Gemeinsam kehrten sie in die von goldenen Schilden überdachte Walhall zurück und speisten mit den Göttern. Täglich feiern sie dort oben rauschende Gelage, dachte Tyrkir, nie wird der Schöpfeimer mit süßem Met leer, nie gehen Speck und Fleisch des gesottenen Ebers aus.

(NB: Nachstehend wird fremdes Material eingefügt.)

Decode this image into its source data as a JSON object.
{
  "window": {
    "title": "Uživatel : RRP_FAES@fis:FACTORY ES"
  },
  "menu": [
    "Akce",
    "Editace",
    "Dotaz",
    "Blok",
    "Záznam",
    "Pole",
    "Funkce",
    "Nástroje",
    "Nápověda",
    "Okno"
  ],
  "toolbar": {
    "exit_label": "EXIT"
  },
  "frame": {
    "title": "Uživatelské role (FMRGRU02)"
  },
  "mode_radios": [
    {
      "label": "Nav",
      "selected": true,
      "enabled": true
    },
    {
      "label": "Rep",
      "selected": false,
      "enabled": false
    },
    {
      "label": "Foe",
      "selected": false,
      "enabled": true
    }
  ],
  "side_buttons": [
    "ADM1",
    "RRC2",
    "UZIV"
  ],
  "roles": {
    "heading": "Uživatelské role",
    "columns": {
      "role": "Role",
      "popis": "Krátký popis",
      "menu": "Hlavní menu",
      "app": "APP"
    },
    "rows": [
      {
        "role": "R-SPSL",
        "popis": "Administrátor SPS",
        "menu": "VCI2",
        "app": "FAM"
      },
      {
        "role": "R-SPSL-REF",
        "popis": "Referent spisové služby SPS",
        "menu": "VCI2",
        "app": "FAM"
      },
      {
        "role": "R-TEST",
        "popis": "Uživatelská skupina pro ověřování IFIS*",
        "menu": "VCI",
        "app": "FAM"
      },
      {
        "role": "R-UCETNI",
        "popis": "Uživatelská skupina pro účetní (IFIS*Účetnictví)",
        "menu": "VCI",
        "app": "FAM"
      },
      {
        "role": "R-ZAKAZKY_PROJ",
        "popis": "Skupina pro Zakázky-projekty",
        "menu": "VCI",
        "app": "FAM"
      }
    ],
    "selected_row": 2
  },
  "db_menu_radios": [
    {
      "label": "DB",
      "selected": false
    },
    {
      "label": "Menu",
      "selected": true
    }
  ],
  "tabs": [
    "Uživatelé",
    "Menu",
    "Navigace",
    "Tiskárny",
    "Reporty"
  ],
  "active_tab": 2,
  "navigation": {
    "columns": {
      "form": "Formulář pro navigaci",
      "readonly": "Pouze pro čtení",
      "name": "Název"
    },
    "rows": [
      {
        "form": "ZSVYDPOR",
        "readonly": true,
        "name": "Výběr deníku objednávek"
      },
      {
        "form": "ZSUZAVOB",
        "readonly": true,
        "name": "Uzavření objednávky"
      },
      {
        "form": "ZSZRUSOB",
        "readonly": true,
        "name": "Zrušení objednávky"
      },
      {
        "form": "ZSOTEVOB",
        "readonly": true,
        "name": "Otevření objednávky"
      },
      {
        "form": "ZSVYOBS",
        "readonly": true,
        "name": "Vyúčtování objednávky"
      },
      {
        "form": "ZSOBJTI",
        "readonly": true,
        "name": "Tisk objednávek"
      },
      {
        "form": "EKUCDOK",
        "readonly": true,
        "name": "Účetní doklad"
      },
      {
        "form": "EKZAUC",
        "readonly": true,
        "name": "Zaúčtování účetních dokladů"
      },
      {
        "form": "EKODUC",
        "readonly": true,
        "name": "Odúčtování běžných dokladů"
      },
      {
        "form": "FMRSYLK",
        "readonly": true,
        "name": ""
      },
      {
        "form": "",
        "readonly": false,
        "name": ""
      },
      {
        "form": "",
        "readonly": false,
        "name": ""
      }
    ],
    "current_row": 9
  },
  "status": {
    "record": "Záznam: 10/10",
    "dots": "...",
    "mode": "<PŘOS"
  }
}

Weil aber Thorvald nicht wie ein tapferer Krieger gefallen war oder selbst den Zeitpunkt des Todes bestimmt, sondern hier alle Lebenskraft verbraucht hatte, musste er durch Kälte und Dunkelheit ins Reich der Göttin Hel wandern. Sein Weg führte an wildreißenden Flüssen entlang, bis er den goldenen Steg, der sich über eine der zerklüfteten Schluchten spannte, endlich erreichte. Über ihn gelangte er zur Halle der Strohtoten.
Dort thronte Hel inmitten der Schattenwesen und bot einen Anblick des Grauens: Leib und Gesicht der unerbittlichen Göttin waren halb schwarz und halb blau, allein ihre Augen glühten. Sie würde Thorvald seinen Platz in der schweigenden Schar anweisen. Und dann gab es nichts mehr für ihn, nicht die kleinste Abwechslung, nur Langeweile bis ans Ende aller Zeiten.
“Der Herr war stets gut zu mir.” Tyrkir las einen Kiesel auf und drehte ihn in der Hand. “Damals, als er die Mutter und mich kaufte, da hatte ich große Angst vor ihm. So klein war ich und so mager.”
“Dafür bist du klug und geschickt, das hat den Vater beeindruckt.”
Die Knechte riefen. Allein die frisch angepresste Schicht aus Grassoden zeigte noch, wo die Öffnung gewesen war. Sie hatten schnelle Arbeit geleistet und kamen herüber.